From: Jakub Kicinski <jakub.kicinski@netronome.com> Date: Wed, 12 Jun 2019 11:51:21 -0700 > Brendan reports that the use of netem's packet corruption capability > leads to strange crashes. This seems to be caused by > commit d66280b12bd7 ("net: netem: use a list in addition to rbtree") > which uses skb->next pointer to construct a fast-path queue of > in-order skbs. > > Packet corruption code has to invoke skb_gso_segment() in case > of skbs in need of GSO. skb_gso_segment() returns a list of > skbs. If next pointers of the skbs on that list do not get cleared > fast path list goes into the weeds and tries to access the next > segment skb multiple times. > > Reported-by: Brendan Galloway <brendan.galloway@netronome.com> > Fixes: d66280b12bd7 ("net: netem: use a list in addition to rbtree") > Signed-off-by: Jakub Kicinski <jakub.kicinski@netronome.com> > Reviewed-by: Dirk van der Merwe <dirk.vandermerwe@netronome.com> Please rework the commit message a bit to make things cleared, your ascii diagrams would be great. :)

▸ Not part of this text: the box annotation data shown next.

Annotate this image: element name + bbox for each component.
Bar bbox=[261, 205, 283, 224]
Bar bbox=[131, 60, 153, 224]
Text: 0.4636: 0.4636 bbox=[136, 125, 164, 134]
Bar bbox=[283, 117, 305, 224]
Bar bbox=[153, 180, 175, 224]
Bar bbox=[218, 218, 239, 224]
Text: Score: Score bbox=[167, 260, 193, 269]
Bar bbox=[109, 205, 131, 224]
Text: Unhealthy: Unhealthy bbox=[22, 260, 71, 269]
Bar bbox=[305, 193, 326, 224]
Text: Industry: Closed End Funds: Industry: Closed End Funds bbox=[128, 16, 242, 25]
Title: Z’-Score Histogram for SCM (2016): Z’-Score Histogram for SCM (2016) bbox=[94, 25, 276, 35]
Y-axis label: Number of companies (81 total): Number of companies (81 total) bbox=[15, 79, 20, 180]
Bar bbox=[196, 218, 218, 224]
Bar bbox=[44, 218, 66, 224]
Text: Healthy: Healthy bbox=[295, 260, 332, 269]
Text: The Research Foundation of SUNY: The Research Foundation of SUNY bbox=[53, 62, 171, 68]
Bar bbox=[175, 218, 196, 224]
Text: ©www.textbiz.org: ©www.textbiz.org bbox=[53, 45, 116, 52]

On Fri, 14 Jun 2019 19:08:08 -0700 (PDT), David Miller wrote: > From: Jakub Kicinski <jakub.kicinski@netronome.com> > Date: Wed, 12 Jun 2019 11:51:21 -0700 > > > Brendan reports that the use of netem's packet corruption capability > > leads to strange crashes. This seems to be caused by > > commit d66280b12bd7 ("net: netem: use a list in addition to rbtree") > > which uses skb->next pointer to construct a fast-path queue of > > in-order skbs. > > > > Packet corruption code has to invoke skb_gso_segment() in case > > of skbs in need of GSO. skb_gso_segment() returns a list of > > skbs. If next pointers of the skbs on that list do not get cleared > > fast path list goes into the weeds and tries to access the next > > segment skb multiple times. > > > > Reported-by: Brendan Galloway <brendan.galloway@netronome.com> > > Fixes: d66280b12bd7 ("net: netem: use a list in addition to rbtree") > > Signed-off-by: Jakub Kicinski <jakub.kicinski@netronome.com> > > Reviewed-by: Dirk van der Merwe <dirk.vandermerwe@netronome.com> > > Please rework the commit message a bit to make things cleared, your > ascii diagrams would be great. :) In process of rewriting the commit message I found a memory leak, and the backlog accounting is also buggy in the segmentation path qdisc netem 8001: root refcnt 64 limit 100 delay 19us corrupt 1% Sent 30237896 bytes 19895 pkt (dropped 1885, overlimits 0 requeues 287) backlog 0b 99p requeues 287 ^^^^^^ 99 packets but 0 bytes I need an internal review, and will repost soon. I need to stop looking for bugs here 🙈
diff --git a/net/sched/sch_netem.c b/net/sched/sch_netem.c index 956ff3da81f4..1fd4405611e5 100644 --- a/net/sched/sch_netem.c +++ b/net/sched/sch_netem.c @@ -494,16 +494,13 @@ static int netem_enqueue(struct sk_buff *skb, struct Qdisc *sch, */ if (q->corrupt && q->corrupt >= get_crandom(&q->corrupt_cor)) { if (skb_is_gso(skb)) { - segs = netem_segment(skb, sch, to_free); - if (!segs) + skb = netem_segment(skb, sch, to_free); + if (!skb) return rc_drop; - } else { - segs = skb; + segs = skb->next; + skb_mark_not_on_list(skb); } - skb = segs; - segs = segs->next; - skb = skb_unshare(skb, GFP_ATOMIC); if (unlikely(!skb)) { qdisc_qstats_drop(sch);